Midjourney Launches "Patchwork" Tool to Expand AI Image Creation Boundaries

2024-12-12

Recently, Midjourney, a popular AI image generation startup with over 21 million Discord server users, officially launched its latest tool—"Patchwork." This tool aims to expand the boundaries of AI image creation and editing, providing users with a fresh creative experience.

Max Kreminski, head of Midjourney's Storytelling Lab, showcased Patchwork's features during a live session on Discord and X platforms. He explained that Patchwork will operate as a standalone application, requiring users to log into their Midjourney accounts to access it. The application's "research preview" URL is available in the "Updates" channel of the Midjourney Discord server, and users must link their Midjourney Discord accounts with their Google accounts to gain access.

Patchwork is a web-based infinite canvas with a blank white background. On the left side, there is a "Toolbox" containing buttons such as "Characters," "Events," "Factions," "Locations," "Props," and "Random," as well as tools like "Notes," "Images," "Portals," "Save," and "Share." Users can utilize these tools to create and manage various digital "worlds" on the canvas.

Each world consists of an individual canvas, and users can switch between different worlds by creating "Portals." To generate a new world, users need to enter text prompts in the editor bar at the top of the "Create" screen and select one or more from ten different image styles.

This will create a new white canvas featuring a series of new static image assets and text boxes or entities, referred to as "Fragments." These fragments include input boxes that allow users to generate new images or settings based on the initial world description, and even entirely new AI-generated character descriptions.

During the live demonstration, the character name was automatically filled as Marcus "Dizzy" Gillespie, sharing the name with the renowned jazz musician. Dragging the description into the new character image creation box generated four new AI-generated images. Users can also add new character boxes and prompt the creation of names, traits, and motivations, which can incite conflicts and lay the foundation for the story.
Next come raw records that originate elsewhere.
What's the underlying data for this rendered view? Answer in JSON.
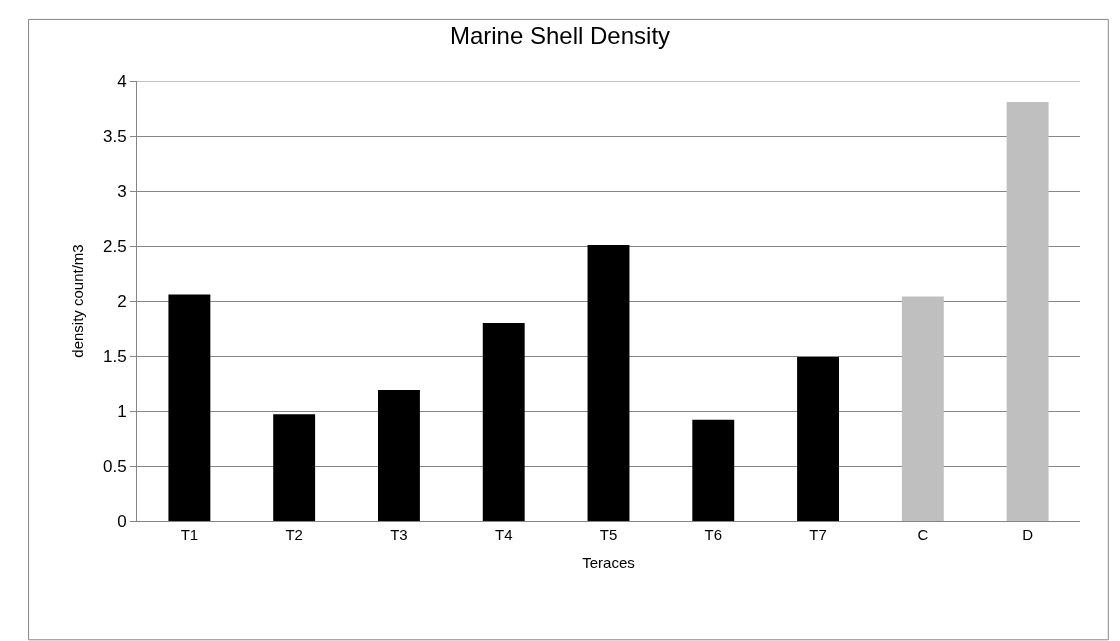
{
  "chart_data": {
    "type": "bar",
    "title": "Marine Shell Density",
    "xlabel": "Teraces",
    "ylabel": "density count/m3",
    "categories": [
      "T1",
      "T2",
      "T3",
      "T4",
      "T5",
      "T6",
      "T7",
      "C",
      "D"
    ],
    "values": [
      2.06,
      0.97,
      1.19,
      1.8,
      2.51,
      0.92,
      1.49,
      2.04,
      3.81
    ],
    "colors": [
      "#000000",
      "#000000",
      "#000000",
      "#000000",
      "#000000",
      "#000000",
      "#000000",
      "#bfbfbf",
      "#bfbfbf"
    ],
    "ylim": [
      0,
      4
    ],
    "yticks": [
      0,
      0.5,
      1,
      1.5,
      2,
      2.5,
      3,
      3.5,
      4
    ],
    "grid": "y"
  }
}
Users can connect characters with lines to indicate their relationships. Additionally, they can write action sequences and scene descriptions, each narrating a story. Each character can be used across multiple images, and these images can be grouped together through an option.
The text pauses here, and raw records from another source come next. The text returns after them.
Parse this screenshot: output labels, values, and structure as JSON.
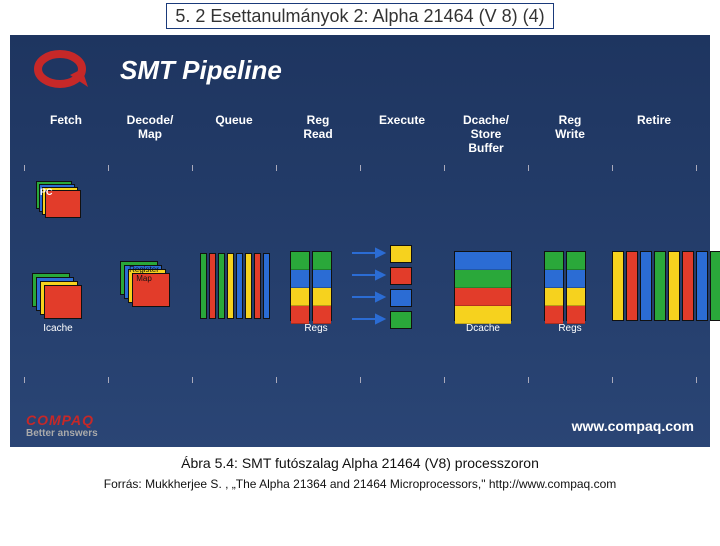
{
  "slide_title": "5. 2 Esettanulmányok 2: Alpha 21464 (V 8) (4)",
  "diagram": {
    "title": "SMT Pipeline",
    "background": "#24406e",
    "stages": [
      {
        "label_line1": "Fetch"
      },
      {
        "label_line1": "Decode/",
        "label_line2": "Map"
      },
      {
        "label_line1": "Queue"
      },
      {
        "label_line1": "Reg",
        "label_line2": "Read"
      },
      {
        "label_line1": "Execute"
      },
      {
        "label_line1": "Dcache/",
        "label_line2": "Store",
        "label_line3": "Buffer"
      },
      {
        "label_line1": "Reg",
        "label_line2": "Write"
      },
      {
        "label_line1": "Retire"
      }
    ],
    "stage_width_pct": 12.5,
    "thread_colors": [
      "#2aa83a",
      "#2b6cd4",
      "#f6d21e",
      "#e23c2a"
    ],
    "pc_label": "PC",
    "regmap_label": "Register\nMap",
    "icache_label": "Icache",
    "regs_label": "Regs",
    "dcache_label": "Dcache",
    "queue_bar_colors": [
      "#2aa83a",
      "#e23c2a",
      "#2aa83a",
      "#f6d21e",
      "#2b6cd4",
      "#f6d21e",
      "#e23c2a",
      "#2b6cd4"
    ],
    "retire_bar_colors": [
      "#f6d21e",
      "#e23c2a",
      "#2b6cd4",
      "#2aa83a",
      "#f6d21e",
      "#e23c2a",
      "#2b6cd4",
      "#2aa83a"
    ],
    "arrow_color": "#2b6cd4",
    "exec_box_colors": [
      "#f6d21e",
      "#e23c2a",
      "#2b6cd4",
      "#2aa83a"
    ],
    "dcache_row_colors": [
      "#2b6cd4",
      "#2aa83a",
      "#e23c2a",
      "#f6d21e"
    ],
    "q_logo_color": "#c62828"
  },
  "footer": {
    "brand": "COMPAQ",
    "tagline": "Better answers",
    "url": "www.compaq.com"
  },
  "caption": "Ábra 5.4: SMT futószalag Alpha 21464 (V8) processzoron",
  "source": "Forrás: Mukkherjee S. , „The Alpha 21364 and 21464 Microprocessors,\" http://www.compaq.com"
}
Users can "Share" their canvases with other Midjourney users for collaboration. According to Kreminski, up to 100 users can collaborate in real-time within the same world, although the experience may become increasingly chaotic as the number of users grows.

Kreminski also revealed that currently only logged-in users can view canvases, but non-users may be able to access them in the future. He mentioned that desktop role-playing game groups have already started using this feature to plan their games. Additionally, Midjourney version 7 (V7) will include a setting that allows maintaining consistency of multiple characters across different and new images.

Patchwork is powered by at least three different large language models, including an open-source model exclusively optimized for Midjourney. Looking ahead, Kreminski stated that there is a "very clear path to enhancing the details and interactions within the worlds," including achieving fully immersive 3D virtual reality scenes, though this may take several years.

Meanwhile, other AI researchers, startups such as Fei-Fei Li's World Labs, and major tech companies like Google are also seeking to develop AI capable of creating 3D immersive, navigable worlds from simple prompts or images.

Additionally, Midjourney founder David Holz announced during the live stream that the company will introduce multiple model personalization modes in the coming days. Currently, Midjourney allows users to personalize the type of visuals they wish to see in generations by rating images and fine-tuning the models to suit their individual preferences. Now, the company will allow users to have multiple personalized versions and switch between them.

Holz also revealed that Midjourney will allow users to upload and reference multiple images to the canvas to guide generation. Moreover, sometime after Christmas (December 25), Midjourney will launch video models and the Midjourney V7 AI image generator, the latter equipped with enhanced prompt understanding capabilities.

Holz further stated that Midjourney is developing three to four new hardware projects and is aiming to expand the company into a comprehensive research laboratory. He anticipates that it may take around six months to announce all these new projects.